- Дмитрий Пригов. Двадцать один разговор и одно дружеское послание. — М.: НЛО, 2014. — 264 с.
Читая эту книгу интервью и воспоминаний о Дмитрии Пригове, я не раз восклицала: «Какой умный человек!» Это качество в нем действительно самое заметное. Ум полный, связный, обширный, способный охватить и структурировать мир. Кажется, именно в таком виде ум Пригова и проявлялся при его жизни. Из этого ума выросло и творчество автора, или шире — «культурная деятельность», ведь именно деятелем культуры он себя и определял.
Некоторые думают, что ум не имеет ничего общего с поэзией, творчеством, медитацией; на это Пригов ответил им в одном из своих разговоров так: «Рациональность для меня легка именно потому, что я знаю сферу, где полностью пропадаю». Это о медитации рисованием, а рисовал Пригов каждый день по четыре-пять часов. Да и о письме тоже: «Только беспрерывное письмо позволяет найти что-то новое. Когда человек пишет редко, он практически обречен писать одно и то же.
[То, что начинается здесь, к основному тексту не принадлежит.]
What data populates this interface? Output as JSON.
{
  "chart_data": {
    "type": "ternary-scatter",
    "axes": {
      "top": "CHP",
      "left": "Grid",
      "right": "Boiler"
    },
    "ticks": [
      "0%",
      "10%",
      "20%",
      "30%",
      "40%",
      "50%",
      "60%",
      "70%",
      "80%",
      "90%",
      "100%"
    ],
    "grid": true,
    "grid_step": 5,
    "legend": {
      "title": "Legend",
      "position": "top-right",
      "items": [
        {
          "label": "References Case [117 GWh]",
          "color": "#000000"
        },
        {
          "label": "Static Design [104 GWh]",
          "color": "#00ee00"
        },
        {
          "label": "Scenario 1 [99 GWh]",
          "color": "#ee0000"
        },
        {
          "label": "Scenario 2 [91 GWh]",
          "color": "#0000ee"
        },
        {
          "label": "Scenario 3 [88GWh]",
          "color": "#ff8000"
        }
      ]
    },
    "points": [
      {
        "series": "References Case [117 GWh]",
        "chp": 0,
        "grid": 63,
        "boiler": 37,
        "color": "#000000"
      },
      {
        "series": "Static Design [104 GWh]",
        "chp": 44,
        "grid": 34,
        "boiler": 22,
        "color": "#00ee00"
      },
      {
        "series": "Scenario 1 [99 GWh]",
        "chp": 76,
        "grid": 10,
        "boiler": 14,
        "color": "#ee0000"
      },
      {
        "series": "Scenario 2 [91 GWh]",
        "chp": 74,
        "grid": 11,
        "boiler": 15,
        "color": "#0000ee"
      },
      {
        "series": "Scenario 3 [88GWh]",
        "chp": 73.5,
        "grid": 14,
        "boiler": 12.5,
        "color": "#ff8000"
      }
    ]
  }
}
Самые интересные мои сборники и ходы были как бы случайно выловлены мною в непрерывном потоке».
То есть именно рацио может в полной мере помочь нам переходить за свои границы — легко — туда и обратно. И Пригов это, безусловно, делал, порой более качественно, чем люди спонтанных, спорадических «озарений».
Конечно, это не универсальный рецепт, и Пригов не универсален. Он творец для половины человечества, ровно для половины его рецепт может быть спасительным. Его умение вписать все в рамку, создать строй всего — нешуточное деяние, если не великое изобретение. Его гений — прежде всего гений структуры.
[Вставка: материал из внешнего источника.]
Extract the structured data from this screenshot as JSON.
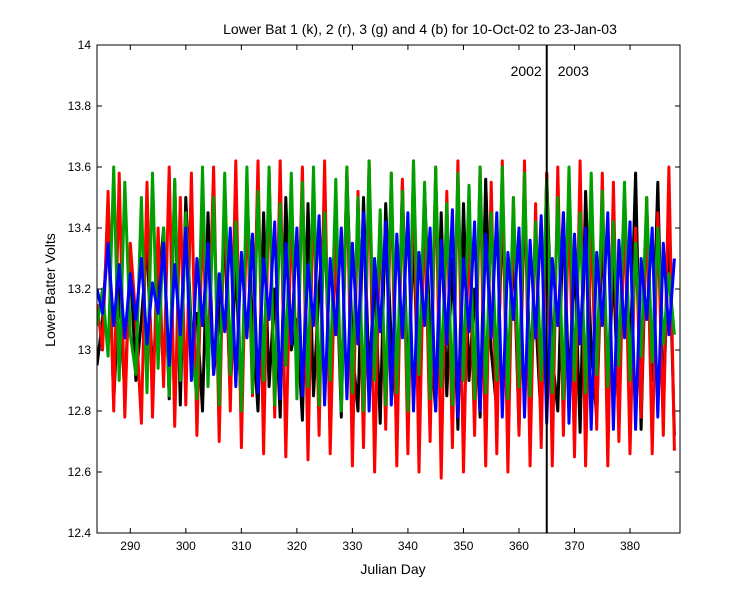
{
  "chart_data": {
    "type": "line",
    "title": "Lower Bat 1 (k), 2 (r), 3 (g) and 4 (b) for 10-Oct-02 to 23-Jan-03",
    "xlabel": "Julian Day",
    "ylabel": "Lower Batter Volts",
    "xlim": [
      284,
      389
    ],
    "ylim": [
      12.4,
      14
    ],
    "x_ticks": [
      290,
      300,
      310,
      320,
      330,
      340,
      350,
      360,
      370,
      380
    ],
    "y_ticks": [
      12.4,
      12.6,
      12.8,
      13,
      13.2,
      13.4,
      13.6,
      13.8,
      14
    ],
    "x_tick_labels": [
      "290",
      "300",
      "310",
      "320",
      "330",
      "340",
      "350",
      "360",
      "370",
      "380"
    ],
    "y_tick_labels": [
      "12.4",
      "12.6",
      "12.8",
      "13",
      "13.2",
      "13.4",
      "13.6",
      "13.8",
      "14"
    ],
    "grid": false,
    "legend": "none",
    "series": [
      {
        "color": "#000000",
        "x": [
          284.0,
          285.0,
          286.0,
          287.0,
          288.0,
          289.0,
          290.0,
          291.0,
          292.0,
          293.0,
          294.0,
          295.0,
          296.0,
          297.0,
          298.0,
          299.0,
          300.0,
          301.0,
          302.0,
          303.0,
          304.0,
          305.0,
          306.0,
          307.0,
          308.0,
          309.0,
          310.0,
          311.0,
          312.0,
          313.0,
          314.0,
          315.0,
          316.0,
          317.0,
          318.0,
          319.0,
          320.0,
          321.0,
          322.0,
          323.0,
          324.0,
          325.0,
          326.0,
          327.0,
          328.0,
          329.0,
          330.0,
          331.0,
          332.0,
          333.0,
          334.0,
          335.0,
          336.0,
          337.0,
          338.0,
          339.0,
          340.0,
          341.0,
          342.0,
          343.0,
          344.0,
          345.0,
          346.0,
          347.0,
          348.0,
          349.0,
          350.0,
          351.0,
          352.0,
          353.0,
          354.0,
          355.0,
          356.0,
          357.0,
          358.0,
          359.0,
          360.0,
          361.0,
          362.0,
          363.0,
          364.0,
          365.0,
          366.0,
          367.0,
          368.0,
          369.0,
          370.0,
          371.0,
          372.0,
          373.0,
          374.0,
          375.0,
          376.0,
          377.0,
          378.0,
          379.0,
          380.0,
          381.0,
          382.0,
          383.0,
          384.0,
          385.0,
          386.0,
          387.0,
          388.0
        ],
        "y": [
          12.95,
          13.1,
          13.42,
          12.83,
          13.21,
          12.85,
          13.3,
          12.9,
          13.1,
          13.35,
          12.92,
          13.18,
          13.4,
          12.84,
          13.55,
          12.82,
          13.5,
          13.05,
          13.12,
          12.8,
          13.45,
          12.92,
          13.1,
          13.38,
          12.85,
          13.3,
          12.78,
          13.52,
          13.08,
          12.8,
          13.45,
          12.88,
          13.2,
          12.78,
          13.5,
          13.0,
          13.1,
          12.77,
          13.48,
          12.85,
          13.2,
          13.45,
          12.82,
          13.35,
          12.78,
          13.58,
          13.0,
          12.8,
          13.5,
          12.9,
          13.25,
          12.76,
          13.48,
          13.02,
          12.78,
          13.55,
          12.86,
          13.38,
          12.77,
          13.52,
          13.05,
          12.8,
          13.45,
          12.85,
          13.3,
          12.74,
          13.48,
          12.9,
          13.2,
          12.78,
          13.56,
          13.0,
          12.8,
          13.45,
          12.9,
          13.35,
          12.74,
          13.5,
          12.95,
          13.12,
          12.76,
          13.58,
          12.98,
          12.8,
          13.45,
          12.86,
          13.32,
          12.73,
          13.52,
          13.0,
          12.78,
          13.4,
          12.84,
          13.28,
          12.75,
          13.5,
          12.95,
          13.58,
          12.74,
          13.46,
          12.9,
          13.55,
          12.8,
          13.4,
          12.72
        ]
      },
      {
        "color": "#ff0000",
        "x": [
          284.0,
          285.0,
          286.0,
          287.0,
          288.0,
          289.0,
          290.0,
          291.0,
          292.0,
          293.0,
          294.0,
          295.0,
          296.0,
          297.0,
          298.0,
          299.0,
          300.0,
          301.0,
          302.0,
          303.0,
          304.0,
          305.0,
          306.0,
          307.0,
          308.0,
          309.0,
          310.0,
          311.0,
          312.0,
          313.0,
          314.0,
          315.0,
          316.0,
          317.0,
          318.0,
          319.0,
          320.0,
          321.0,
          322.0,
          323.0,
          324.0,
          325.0,
          326.0,
          327.0,
          328.0,
          329.0,
          330.0,
          331.0,
          332.0,
          333.0,
          334.0,
          335.0,
          336.0,
          337.0,
          338.0,
          339.0,
          340.0,
          341.0,
          342.0,
          343.0,
          344.0,
          345.0,
          346.0,
          347.0,
          348.0,
          349.0,
          350.0,
          351.0,
          352.0,
          353.0,
          354.0,
          355.0,
          356.0,
          357.0,
          358.0,
          359.0,
          360.0,
          361.0,
          362.0,
          363.0,
          364.0,
          365.0,
          366.0,
          367.0,
          368.0,
          369.0,
          370.0,
          371.0,
          372.0,
          373.0,
          374.0,
          375.0,
          376.0,
          377.0,
          378.0,
          379.0,
          380.0,
          381.0,
          382.0,
          383.0,
          384.0,
          385.0,
          386.0,
          387.0,
          388.0
        ],
        "y": [
          13.15,
          13.0,
          13.52,
          12.8,
          13.58,
          12.78,
          13.35,
          13.1,
          12.76,
          13.55,
          12.78,
          13.4,
          12.88,
          13.6,
          12.75,
          13.5,
          12.82,
          13.58,
          12.72,
          13.42,
          12.95,
          13.6,
          12.7,
          13.55,
          12.8,
          13.62,
          12.68,
          13.5,
          12.85,
          13.62,
          12.66,
          13.58,
          12.78,
          13.62,
          12.65,
          13.45,
          12.9,
          13.6,
          12.64,
          13.55,
          12.72,
          13.62,
          12.66,
          13.4,
          12.82,
          13.6,
          12.62,
          13.52,
          12.68,
          13.62,
          12.6,
          13.45,
          12.74,
          13.58,
          12.62,
          13.56,
          12.66,
          13.62,
          12.6,
          13.48,
          12.7,
          13.6,
          12.58,
          13.52,
          12.68,
          13.62,
          12.6,
          13.42,
          12.72,
          13.6,
          12.62,
          13.55,
          12.66,
          13.62,
          12.6,
          13.5,
          12.72,
          13.62,
          12.62,
          13.48,
          12.68,
          13.58,
          12.62,
          13.6,
          12.72,
          13.5,
          12.65,
          13.62,
          12.62,
          13.45,
          12.74,
          13.58,
          12.62,
          13.55,
          12.7,
          13.48,
          12.66,
          13.4,
          12.78,
          13.5,
          12.66,
          13.45,
          12.72,
          13.6,
          12.67
        ]
      },
      {
        "color": "#00a000",
        "x": [
          284.0,
          285.0,
          286.0,
          287.0,
          288.0,
          289.0,
          290.0,
          291.0,
          292.0,
          293.0,
          294.0,
          295.0,
          296.0,
          297.0,
          298.0,
          299.0,
          300.0,
          301.0,
          302.0,
          303.0,
          304.0,
          305.0,
          306.0,
          307.0,
          308.0,
          309.0,
          310.0,
          311.0,
          312.0,
          313.0,
          314.0,
          315.0,
          316.0,
          317.0,
          318.0,
          319.0,
          320.0,
          321.0,
          322.0,
          323.0,
          324.0,
          325.0,
          326.0,
          327.0,
          328.0,
          329.0,
          330.0,
          331.0,
          332.0,
          333.0,
          334.0,
          335.0,
          336.0,
          337.0,
          338.0,
          339.0,
          340.0,
          341.0,
          342.0,
          343.0,
          344.0,
          345.0,
          346.0,
          347.0,
          348.0,
          349.0,
          350.0,
          351.0,
          352.0,
          353.0,
          354.0,
          355.0,
          356.0,
          357.0,
          358.0,
          359.0,
          360.0,
          361.0,
          362.0,
          363.0,
          364.0,
          365.0,
          366.0,
          367.0,
          368.0,
          369.0,
          370.0,
          371.0,
          372.0,
          373.0,
          374.0,
          375.0,
          376.0,
          377.0,
          378.0,
          379.0,
          380.0,
          381.0,
          382.0,
          383.0,
          384.0,
          385.0,
          386.0,
          387.0,
          388.0
        ],
        "y": [
          13.08,
          13.2,
          12.98,
          13.6,
          12.9,
          13.55,
          13.05,
          12.92,
          13.5,
          12.86,
          13.58,
          12.94,
          13.4,
          12.85,
          13.56,
          12.9,
          13.45,
          13.02,
          12.84,
          13.6,
          12.88,
          13.5,
          12.82,
          13.58,
          12.92,
          13.42,
          12.8,
          13.6,
          12.86,
          13.52,
          12.9,
          13.6,
          12.82,
          13.48,
          12.95,
          13.58,
          12.84,
          13.55,
          12.88,
          13.6,
          12.82,
          13.45,
          12.9,
          13.56,
          12.8,
          13.6,
          12.86,
          13.5,
          12.8,
          13.62,
          12.9,
          13.46,
          12.82,
          13.58,
          12.86,
          13.52,
          12.8,
          13.62,
          12.92,
          13.55,
          12.84,
          13.6,
          12.88,
          13.48,
          12.82,
          13.58,
          12.9,
          13.54,
          12.84,
          13.6,
          12.86,
          13.45,
          12.9,
          13.6,
          12.84,
          13.5,
          12.88,
          13.58,
          12.85,
          13.42,
          12.9,
          13.56,
          12.86,
          13.5,
          12.84,
          13.6,
          12.9,
          13.45,
          12.86,
          13.58,
          12.92,
          13.52,
          12.88,
          13.42,
          12.95,
          13.55,
          12.9,
          13.35,
          12.98,
          13.5,
          12.96,
          13.4,
          13.02,
          13.25,
          13.05
        ]
      },
      {
        "color": "#0000ff",
        "x": [
          284.0,
          285.0,
          286.0,
          287.0,
          288.0,
          289.0,
          290.0,
          291.0,
          292.0,
          293.0,
          294.0,
          295.0,
          296.0,
          297.0,
          298.0,
          299.0,
          300.0,
          301.0,
          302.0,
          303.0,
          304.0,
          305.0,
          306.0,
          307.0,
          308.0,
          309.0,
          310.0,
          311.0,
          312.0,
          313.0,
          314.0,
          315.0,
          316.0,
          317.0,
          318.0,
          319.0,
          320.0,
          321.0,
          322.0,
          323.0,
          324.0,
          325.0,
          326.0,
          327.0,
          328.0,
          329.0,
          330.0,
          331.0,
          332.0,
          333.0,
          334.0,
          335.0,
          336.0,
          337.0,
          338.0,
          339.0,
          340.0,
          341.0,
          342.0,
          343.0,
          344.0,
          345.0,
          346.0,
          347.0,
          348.0,
          349.0,
          350.0,
          351.0,
          352.0,
          353.0,
          354.0,
          355.0,
          356.0,
          357.0,
          358.0,
          359.0,
          360.0,
          361.0,
          362.0,
          363.0,
          364.0,
          365.0,
          366.0,
          367.0,
          368.0,
          369.0,
          370.0,
          371.0,
          372.0,
          373.0,
          374.0,
          375.0,
          376.0,
          377.0,
          378.0,
          379.0,
          380.0,
          381.0,
          382.0,
          383.0,
          384.0,
          385.0,
          386.0,
          387.0,
          388.0
        ],
        "y": [
          13.2,
          13.12,
          13.35,
          13.08,
          13.28,
          13.04,
          13.25,
          13.1,
          13.3,
          13.02,
          13.22,
          13.12,
          13.35,
          12.95,
          13.28,
          13.05,
          13.4,
          12.9,
          13.3,
          13.08,
          13.35,
          12.92,
          13.25,
          13.06,
          13.4,
          12.88,
          13.32,
          13.04,
          13.38,
          12.86,
          13.3,
          13.1,
          13.42,
          12.84,
          13.35,
          13.02,
          13.4,
          12.85,
          13.28,
          13.08,
          13.44,
          12.82,
          13.3,
          13.05,
          13.4,
          12.84,
          13.35,
          13.02,
          13.45,
          12.8,
          13.3,
          13.06,
          13.42,
          12.82,
          13.38,
          13.04,
          13.45,
          12.8,
          13.32,
          13.08,
          13.4,
          12.8,
          13.36,
          13.02,
          13.46,
          12.78,
          13.3,
          13.06,
          13.42,
          12.8,
          13.38,
          13.04,
          13.45,
          12.78,
          13.32,
          13.1,
          13.4,
          12.78,
          13.36,
          13.04,
          13.44,
          12.76,
          13.3,
          13.08,
          13.45,
          12.76,
          13.38,
          13.02,
          13.4,
          12.74,
          13.32,
          13.08,
          13.45,
          12.74,
          13.36,
          13.04,
          13.42,
          12.74,
          13.3,
          13.1,
          13.4,
          12.78,
          13.35,
          13.05,
          13.3
        ]
      }
    ],
    "annotations": [
      {
        "text": "2002",
        "x": 365,
        "side": "left"
      },
      {
        "text": "2003",
        "x": 365,
        "side": "right"
      }
    ],
    "vertical_line_x": 365
  }
}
Пригов — человек, решивший перевыдумать, переговорить, переизобрести советский строй, переписать его — советским же языком. А это гигантский труд. (Впрочем, не единственный в его жизни, но, наверное, один из главных.) В детстве Пригов обожал Сталина и испытывал восторг к советскому мифу — память об этом сохранилась в Пригове до самой старости, несмотря на то, что о советском строе он все понял, как только стал всерьез заниматься искусством. Пригов переплавляет язык — и тот вскрывает свой смысл и прирастает им. Надо ли говорить, что такую работу можно делать только сознательно и ответственно?
Вообще Пригов был крайне ответственным человеком, джентльменом, самураем. В интервью он называет себя эгоцентристом, говорит, что у него «нет органа», для того чтобы быть с другими. Но именно это его понимание приводило к тому, что он был с другими так, как многие не могут. Да, он не теплый человек; но сказано же, что лучше быть холодным, чем теплым, — честнее. Он структурировал все, в том числе и «игру» андерграунда и КГБ, он видел закономерности, которые позволяли ему быть человеком в том мире. Парадоксально, но его концепция релятивизма в искусстве («Я считаю, что в пределах культурного общения не существует никакого преимуществования некой идеи, которое могло бы всех заставить в нее поверить, потому что любая идея — большая или меньшая конвенция. Я человек языкового поведения, хотя многие считают меня агностиком») воплощалась в жизни в позицию крепчайшего идеализма и нравственной силы.
Остается только сокрушаться, что все гении умерли — вот и Пригов тоже (кажется, это цитата из какого-то советского фильма, что вполне в духе нашего предмета). Но осталось все, что он сделал, в том числе и вот эти разговоры.